Bundoo's target audience is expecting parents and parents. The site's beta version went live in summer 2013, followed by the full site roll-out in January 2014.

== History ==
Bundoo was created by Lewis Warshauer, MD, a retired radiologist. The company was headquartered in Boca Raton, Florida.

In 2015, Bundoo named Stephanie Winans CEO. Winans was previously COO and comes from a background in radio and media.

In November 2016, Bundoo was acquired by The Wellness Network.

==Publications==
Bundoo publishes original articles, interviews, and videos on pregnancy and parenting issues. All the company's core content is reviewed or written by a doctor or qualified parenting professional.
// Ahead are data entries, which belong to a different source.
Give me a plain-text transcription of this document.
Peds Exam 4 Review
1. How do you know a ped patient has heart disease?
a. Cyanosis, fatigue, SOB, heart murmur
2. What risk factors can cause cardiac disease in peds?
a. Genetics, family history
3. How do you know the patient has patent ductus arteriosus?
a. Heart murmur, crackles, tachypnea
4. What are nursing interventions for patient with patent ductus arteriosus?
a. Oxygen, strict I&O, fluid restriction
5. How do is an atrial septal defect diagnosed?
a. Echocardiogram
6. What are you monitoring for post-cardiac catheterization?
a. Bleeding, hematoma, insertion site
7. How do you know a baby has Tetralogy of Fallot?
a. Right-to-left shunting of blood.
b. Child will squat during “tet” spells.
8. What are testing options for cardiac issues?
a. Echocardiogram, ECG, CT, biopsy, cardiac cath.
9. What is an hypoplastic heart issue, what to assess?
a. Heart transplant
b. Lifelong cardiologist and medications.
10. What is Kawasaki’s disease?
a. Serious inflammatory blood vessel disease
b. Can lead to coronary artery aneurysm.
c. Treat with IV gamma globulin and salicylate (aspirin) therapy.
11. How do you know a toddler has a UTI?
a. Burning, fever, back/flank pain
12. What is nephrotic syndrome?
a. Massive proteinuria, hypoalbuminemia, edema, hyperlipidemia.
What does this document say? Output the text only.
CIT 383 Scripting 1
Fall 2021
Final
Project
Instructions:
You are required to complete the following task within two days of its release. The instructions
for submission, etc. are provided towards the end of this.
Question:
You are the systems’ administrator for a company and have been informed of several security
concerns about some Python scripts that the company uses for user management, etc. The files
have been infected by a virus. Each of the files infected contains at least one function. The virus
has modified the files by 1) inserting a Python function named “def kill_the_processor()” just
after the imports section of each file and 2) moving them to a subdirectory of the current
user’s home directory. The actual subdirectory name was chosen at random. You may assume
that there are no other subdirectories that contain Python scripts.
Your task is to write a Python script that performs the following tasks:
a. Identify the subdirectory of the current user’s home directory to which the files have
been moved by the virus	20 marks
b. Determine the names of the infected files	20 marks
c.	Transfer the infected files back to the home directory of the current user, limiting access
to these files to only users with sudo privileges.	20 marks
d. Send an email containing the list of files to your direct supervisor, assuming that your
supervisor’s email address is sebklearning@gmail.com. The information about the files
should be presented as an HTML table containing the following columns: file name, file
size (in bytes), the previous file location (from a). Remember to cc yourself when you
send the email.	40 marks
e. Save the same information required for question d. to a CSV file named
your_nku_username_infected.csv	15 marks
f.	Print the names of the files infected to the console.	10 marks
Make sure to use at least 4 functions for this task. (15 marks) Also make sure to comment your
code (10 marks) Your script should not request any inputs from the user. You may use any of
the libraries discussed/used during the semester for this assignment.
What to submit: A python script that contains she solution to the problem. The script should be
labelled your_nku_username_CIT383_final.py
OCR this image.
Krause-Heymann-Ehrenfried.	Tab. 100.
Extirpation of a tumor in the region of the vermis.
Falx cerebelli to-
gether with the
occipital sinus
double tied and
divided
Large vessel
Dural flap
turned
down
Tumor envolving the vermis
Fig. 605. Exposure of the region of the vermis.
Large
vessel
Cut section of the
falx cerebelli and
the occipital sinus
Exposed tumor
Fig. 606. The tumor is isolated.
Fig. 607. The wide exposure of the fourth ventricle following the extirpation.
Bundoo also answers parenting and pregnancy questions directly through a Telehealth component.

== Awards and media ==
In 2015, Bundoo was named a honoree in the Webby Awards in the Parenting category. Bundoo was also named a Silver award winner in the 2014 W^{3} Awards for excellence in web design, sponsored by the Academy of Interactive and Visual Arts. Bundoo was featured in Marketing Sherpa for its successful use of third-party platforms to improve site metrics.

Articles featuring Bundoo experts or profiles of the site were published by the Huffington Post, Fox News, the New York Times, the South-Florida Sun Sentinel, Scholastic Parent & Child, and local television and radio stations in Canada and the United States.